You are just Joy and Sunshine to look forward to every time you're on.   
 
My radio sits unused on Saturday nights these days. You must have some
really sick people who want to listen to your topics -- if there are such people.



----- Original Message -----
From: john wells 
To: xxxxxxx
Sent: Saturday, March 23, 2013 10:54 PM
Subject: Re: Doomsday again

Enjoy your comic book. It has pictures!
Seriously, if you don't want to know the things that mainstream media won't tell you,
then my slot on the program is probably not for you.

JOHN B WELLS
www.caravantomidnight.com


If I received the e mail you sent; you'd have been fortunate to get such a polite reply as he sent you. What was your motivation to be so rude and then you berate his reply? Are you really surprised?

McPhallus

Scully is likely on the list of cranks and nutcases who regularly complain in such a silly manner, and are therefore most likely ignored.

Quote from: Yorkshire pud on April 09, 2013, 08:51:01 AM

If I received the e mail you sent; you'd have been fortunate to get such a polite reply as he sent you. What was your motivation to be so rude and then you berate his reply? Are you really surprised?

Eddie Coyle

 
            I'm disappointed Wells didn't call it the lamestream media. That's a clever neologism that cuts like a knife.

NowhereInTime

Quote from: Paper*Boy on April 09, 2013, 05:18:21 AM

I wonder if Ian took his collection of comic books and true crime paperbacks with him to the Walter Cronkite School of Journalism
PB you're a talented, funny person and your Eye Pad bits are priceless.  I don't agree with your politics or your opinion of Ian but your wit and humor are obvious to anyone who reads your posts. Why don't you do a Political Cartoon book or Paranormal satire book that puts your humor together in a readily consumable form? (Hah! Just thinking of "Jorch's Eye Pad Vol 1" makes me laugh out loud!) I think it would be something if you had a book higher on the NY Times Best Seller list than Ian. At least maybe you make a couple of bucks instead of all the free milk you give us!

RedMichael

Truth be told, he probably doesn't reply to nice e-mails.

Yorkshire pud

Quote from: RedMichael on April 09, 2013, 10:25:35 AM
Truth be told, he probably doesn't reply to nice e-mails.

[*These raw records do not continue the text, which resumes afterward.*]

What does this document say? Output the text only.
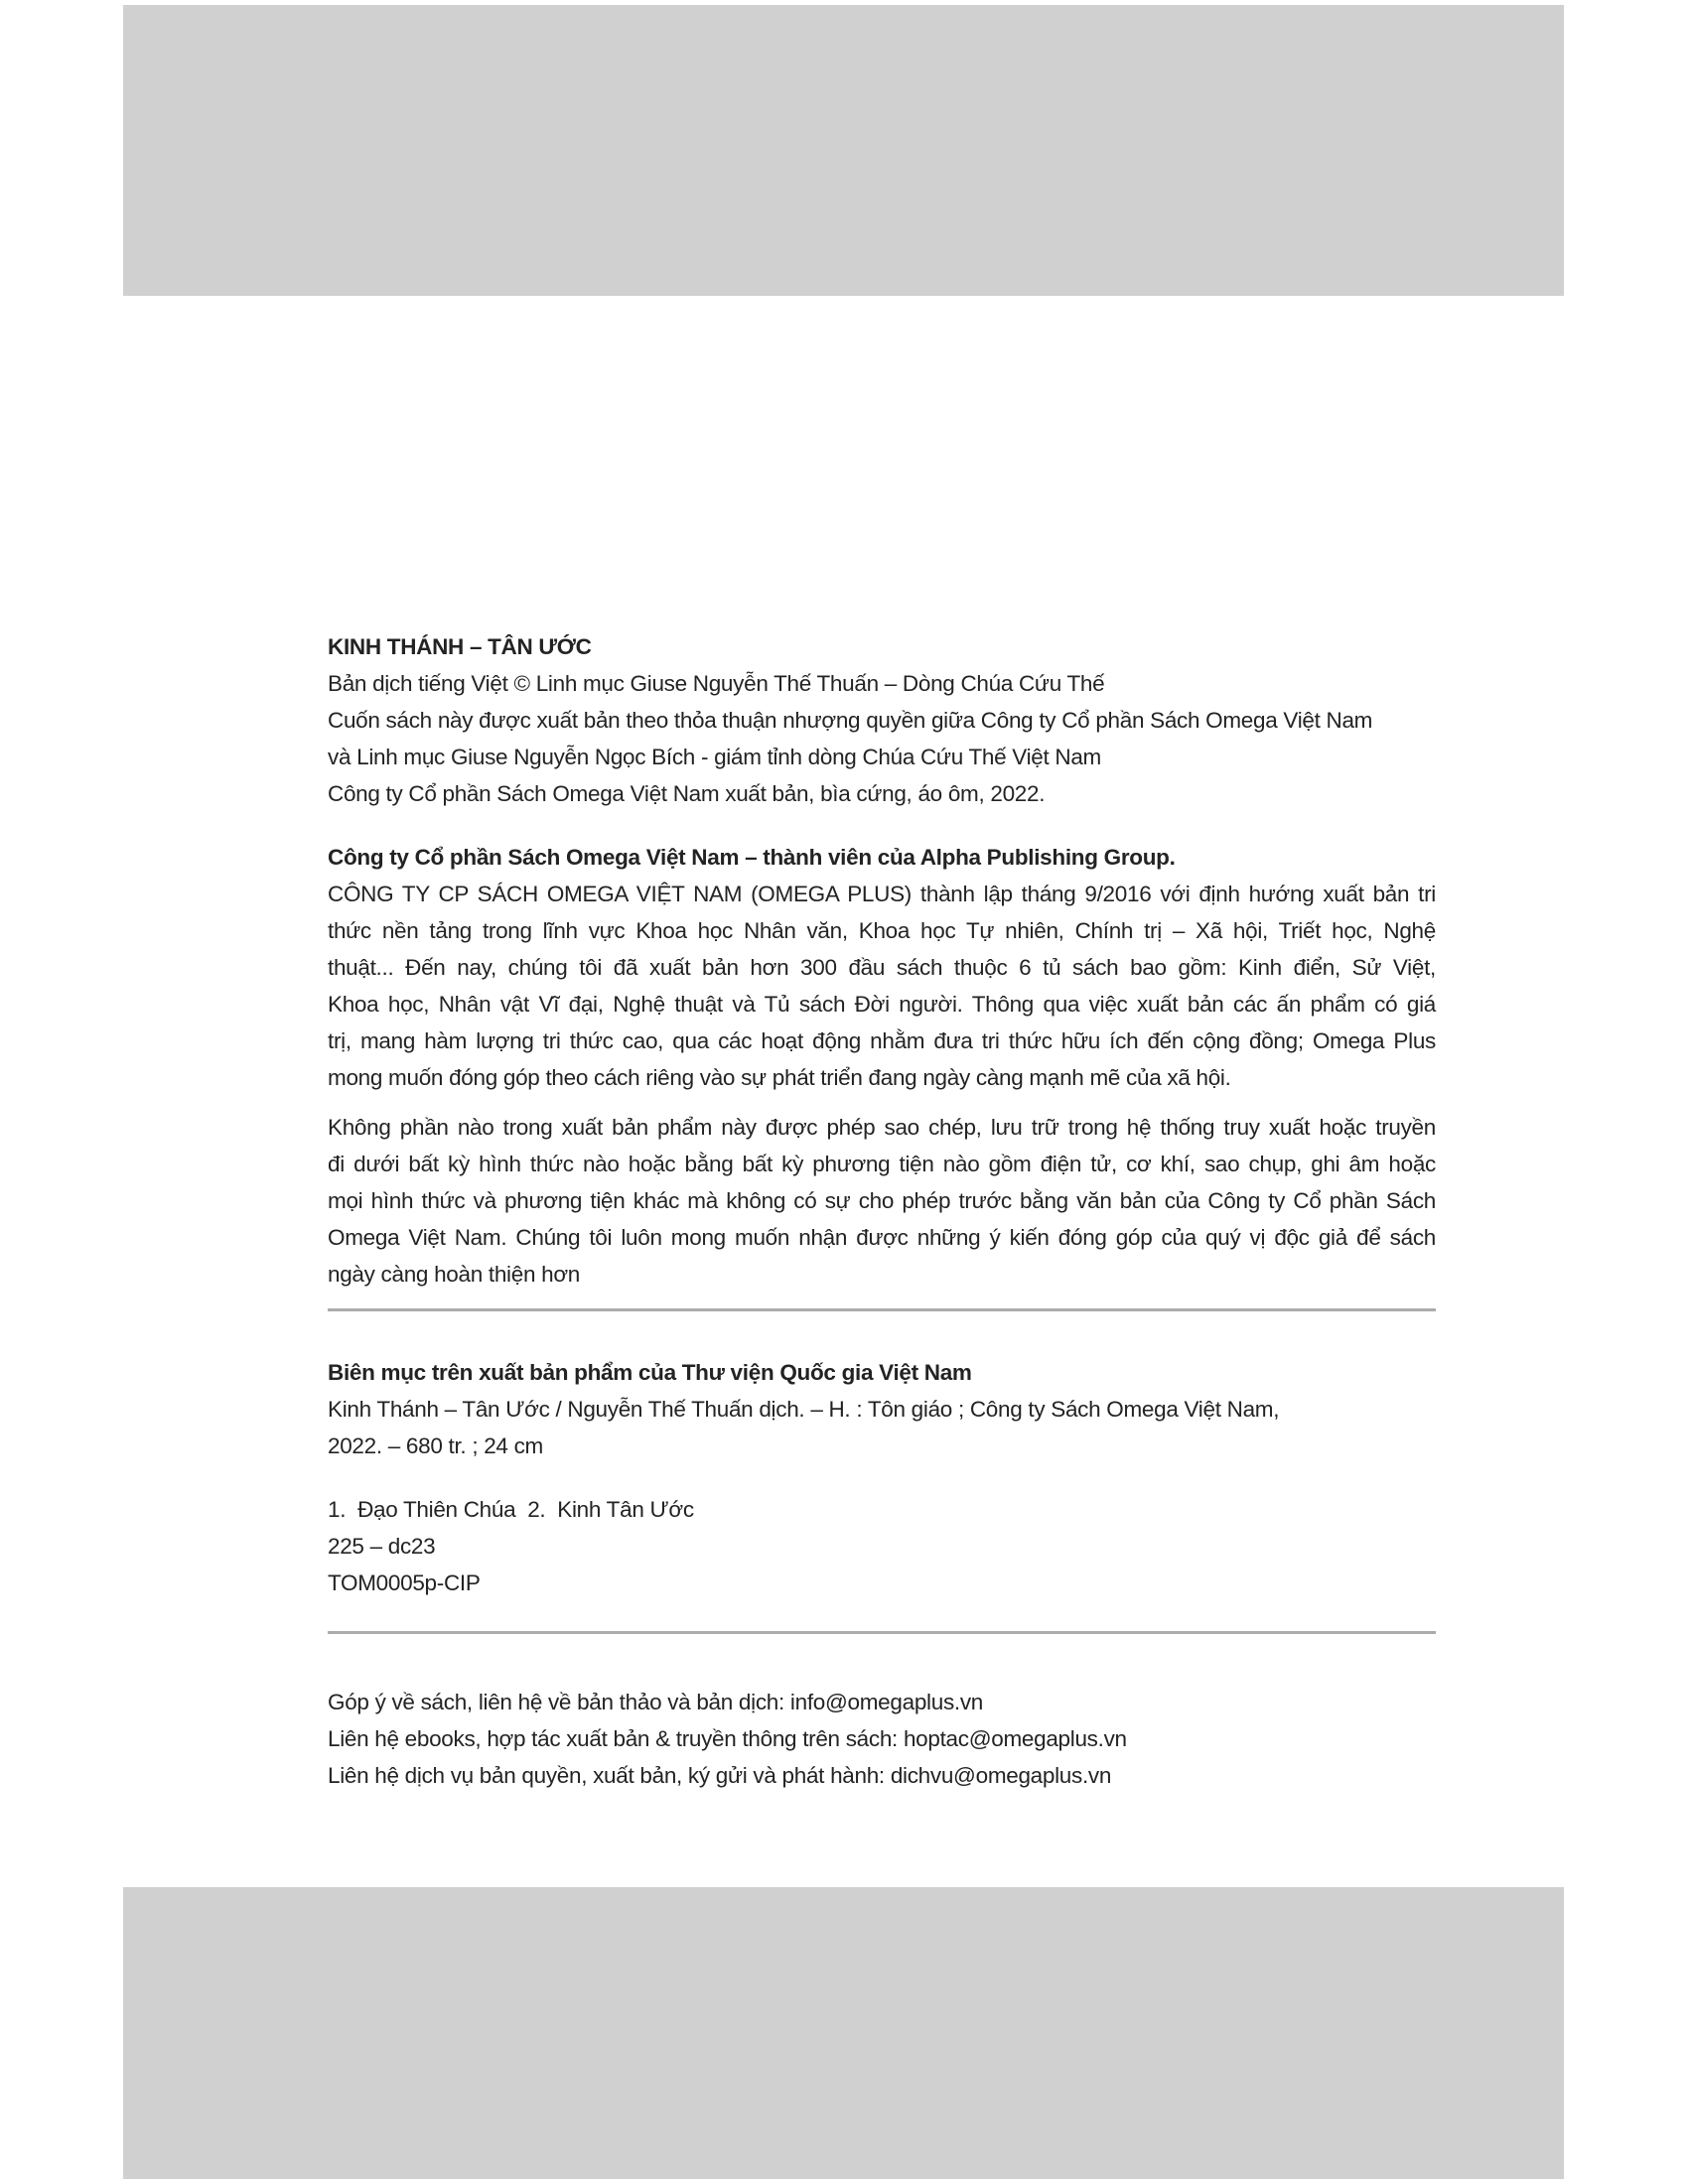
KINH THÁNH – TÂN ƯỚC
Bản dịch tiếng Việt © Linh mục Giuse Nguyễn Thế Thuấn – Dòng Chúa Cứu Thế
Cuốn sách này được xuất bản theo thỏa thuận nhượng quyền giữa Công ty Cổ phần Sách Omega Việt Nam
và Linh mục Giuse Nguyễn Ngọc Bích - giám tỉnh dòng Chúa Cứu Thế Việt Nam
Công ty Cổ phần Sách Omega Việt Nam xuất bản, bìa cứng, áo ôm, 2022.
Công ty Cổ phần Sách Omega Việt Nam – thành viên của Alpha Publishing Group.
CÔNG TY CP SÁCH OMEGA VIỆT NAM (OMEGA PLUS) thành lập tháng 9/2016 với định hướng xuất bản tri
thức nền tảng trong lĩnh vực Khoa học Nhân văn, Khoa học Tự nhiên, Chính trị – Xã hội, Triết học, Nghệ
thuật... Đến nay, chúng tôi đã xuất bản hơn 300 đầu sách thuộc 6 tủ sách bao gồm: Kinh điển, Sử Việt,
Khoa học, Nhân vật Vĩ đại, Nghệ thuật và Tủ sách Đời người. Thông qua việc xuất bản các ấn phẩm có giá
trị, mang hàm lượng tri thức cao, qua các hoạt động nhằm đưa tri thức hữu ích đến cộng đồng; Omega Plus
mong muốn đóng góp theo cách riêng vào sự phát triển đang ngày càng mạnh mẽ của xã hội.
Không phần nào trong xuất bản phẩm này được phép sao chép, lưu trữ trong hệ thống truy xuất hoặc truyền
đi dưới bất kỳ hình thức nào hoặc bằng bất kỳ phương tiện nào gồm điện tử, cơ khí, sao chụp, ghi âm hoặc
mọi hình thức và phương tiện khác mà không có sự cho phép trước bằng văn bản của Công ty Cổ phần Sách
Omega Việt Nam. Chúng tôi luôn mong muốn nhận được những ý kiến đóng góp của quý vị độc giả để sách
ngày càng hoàn thiện hơn
Biên mục trên xuất bản phẩm của Thư viện Quốc gia Việt Nam
Kinh Thánh – Tân Ước / Nguyễn Thế Thuấn dịch. – H. : Tôn giáo ; Công ty Sách Omega Việt Nam,
2022. – 680 tr. ; 24 cm
1.  Đạo Thiên Chúa  2.  Kinh Tân Ước
225 – dc23
TOM0005p-CIP
Góp ý về sách, liên hệ về bản thảo và bản dịch: info@omegaplus.vn
Liên hệ ebooks, hợp tác xuất bản & truyền thông trên sách: hoptac@omegaplus.vn
Liên hệ dịch vụ bản quyền, xuất bản, ký gửi và phát hành: dichvu@omegaplus.vn
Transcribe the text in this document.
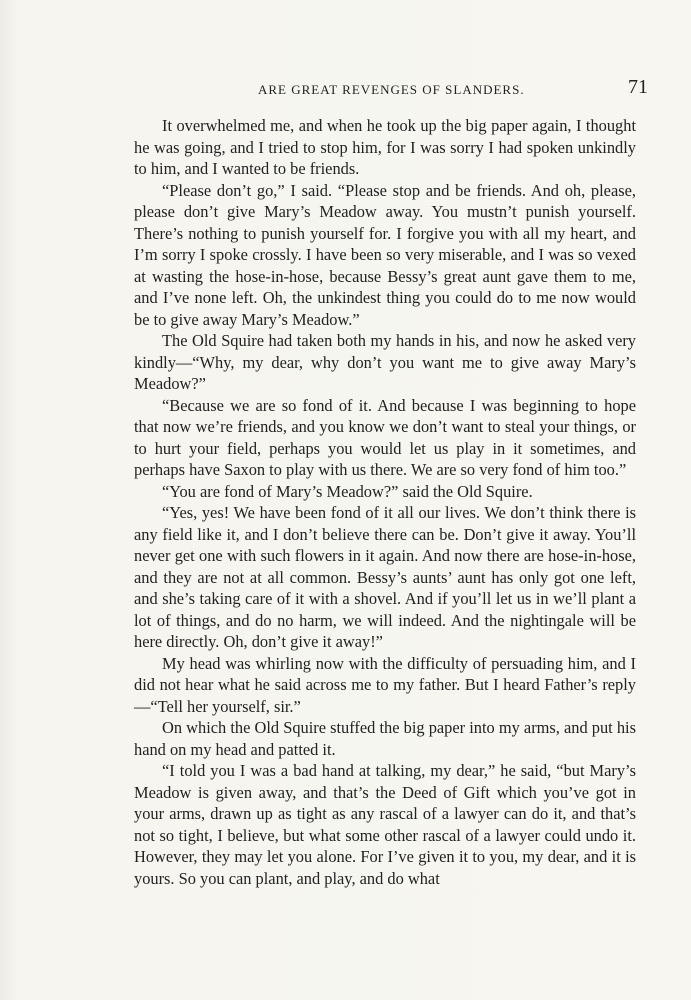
ARE GREAT REVENGES OF SLANDERS.	71

It overwhelmed me, and when he took up the big paper again, I thought he was going, and I tried to stop him, for I was sorry I had spoken unkindly to him, and I wanted to be friends.

“Please don’t go,” I said. “Please stop and be friends. And oh, please, please don’t give Mary’s Meadow away. You mustn’t punish yourself. There’s nothing to punish yourself for. I forgive you with all my heart, and I’m sorry I spoke crossly. I have been so very miserable, and I was so vexed at wasting the hose-in-hose, because Bessy’s great aunt gave them to me, and I’ve none left. Oh, the unkindest thing you could do to me now would be to give away Mary’s Meadow.”

The Old Squire had taken both my hands in his, and now he asked very kindly—“Why, my dear, why don’t you want me to give away Mary’s Meadow?”

“Because we are so fond of it. And because I was beginning to hope that now we’re friends, and you know we don’t want to steal your things, or to hurt your field, perhaps you would let us play in it sometimes, and perhaps have Saxon to play with us there. We are so very fond of him too.”

“You are fond of Mary’s Meadow?” said the Old Squire.

“Yes, yes! We have been fond of it all our lives. We don’t think there is any field like it, and I don’t believe there can be. Don’t give it away. You’ll never get one with such flowers in it again. And now there are hose-in-hose, and they are not at all common. Bessy’s aunts’ aunt has only got one left, and she’s taking care of it with a shovel. And if you’ll let us in we’ll plant a lot of things, and do no harm, we will indeed. And the nightingale will be here directly. Oh, don’t give it away!”

My head was whirling now with the difficulty of persuading him, and I did not hear what he said across me to my father. But I heard Father’s reply—“Tell her yourself, sir.”

On which the Old Squire stuffed the big paper into my arms, and put his hand on my head and patted it.

“I told you I was a bad hand at talking, my dear,” he said, “but Mary’s Meadow is given away, and that’s the Deed of Gift which you’ve got in your arms, drawn up as tight as any rascal of a lawyer can do it, and that’s not so tight, I believe, but what some other rascal of a lawyer could undo it. However, they may let you alone. For I’ve given it to you, my dear, and it is yours. So you can plant, and play, and do what
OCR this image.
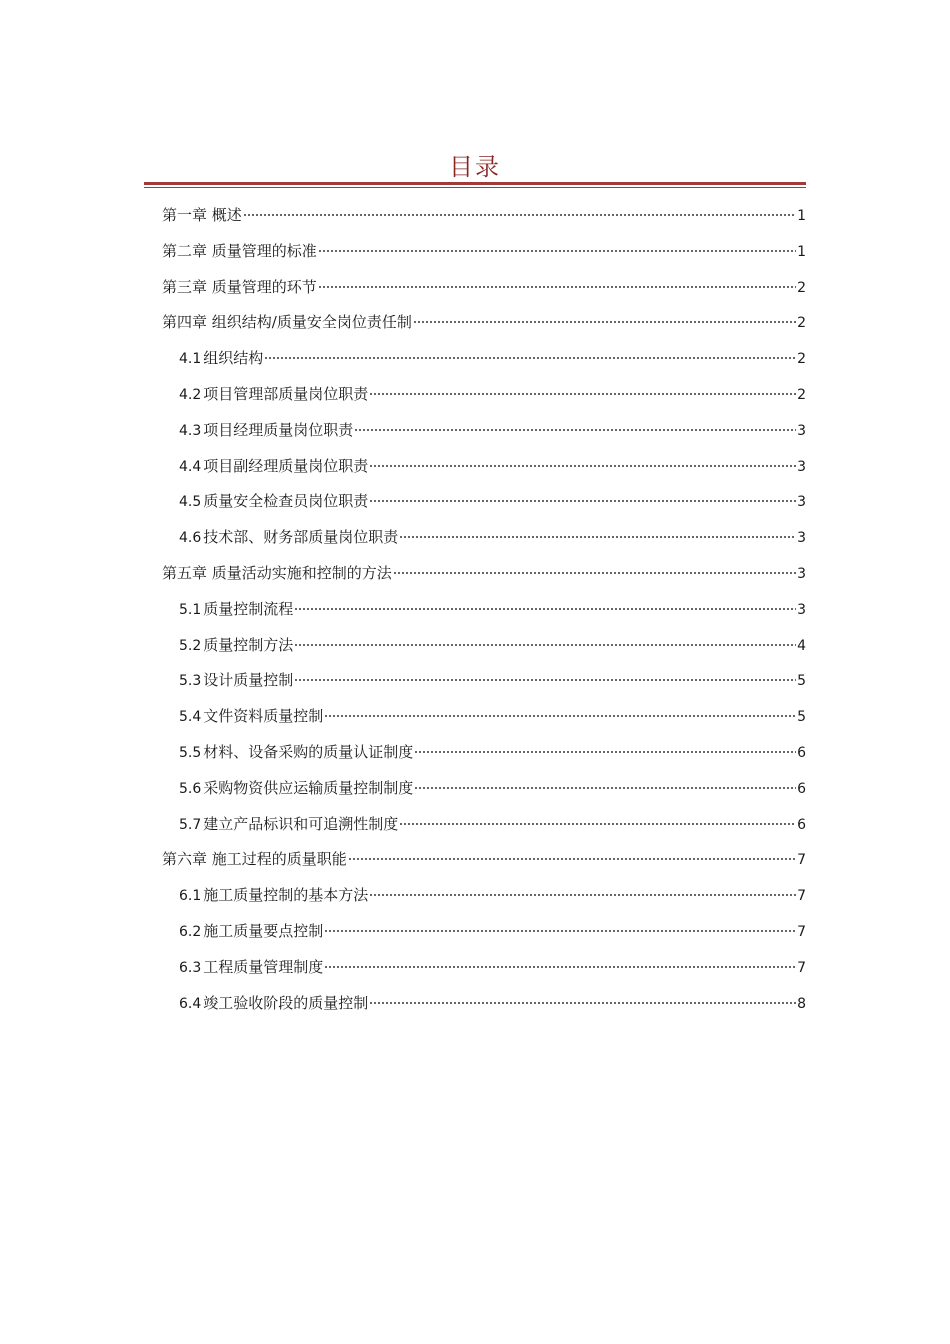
目录
第一章 概述	1
第二章 质量管理的标准	1
第三章 质量管理的环节	2
第四章 组织结构/质量安全岗位责任制	2
4.1 组织结构	2
4.2 项目管理部质量岗位职责	2
4.3 项目经理质量岗位职责	3
4.4 项目副经理质量岗位职责	3
4.5 质量安全检查员岗位职责	3
4.6 技术部、财务部质量岗位职责	3
第五章 质量活动实施和控制的方法	3
5.1 质量控制流程	3
5.2 质量控制方法	4
5.3 设计质量控制	5
5.4 文件资料质量控制	5
5.5 材料、设备采购的质量认证制度	6
5.6 采购物资供应运输质量控制制度	6
5.7 建立产品标识和可追溯性制度	6
第六章 施工过程的质量职能	7
6.1 施工质量控制的基本方法	7
6.2 施工质量要点控制	7
6.3 工程质量管理制度	7
6.4 竣工验收阶段的质量控制	8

I can only relate my own experiences: I've almost never had less than a polite, friendly and frequently more helpful and productive than anticipated reply from a letter, phone call or e mail when my initial contact has been polite and friendly...Sometimes the person I'm approaching might not be who I should be approaching, but because I was polite, they've put me in touch with the right person.  I know politeness, civility and good manners are so last century, but it does work with most I find. :)

WOTR

Quote from: Yorkshire pud on April 09, 2013, 10:47:25 AM

I can only relate my own experiences: I've almost never had less than a polite, friendly and frequently more helpful and productive than anticipated reply from a letter, phone call or e mail when my initial contact has been polite and friendly...
In most cases I agree.  I spend the day in a position where I am constantly writing nice emails and making polite calls (usually.)  However, when asking Noory to kindly refrain from giving so called doctors a platform to dispense dangerous advice fails and requesting that Wells kindly walk over to the nearest bridge and heave himself over the handrail fails you sometimes have to be a little less polite.

No, I do not consider his response unreasonable (he even started the second sentance with the word "seriously" which leads me to believe that he might have a sense of humour.)  Good for him- but he still sucks just a little more than Noory- even if he is semi-human.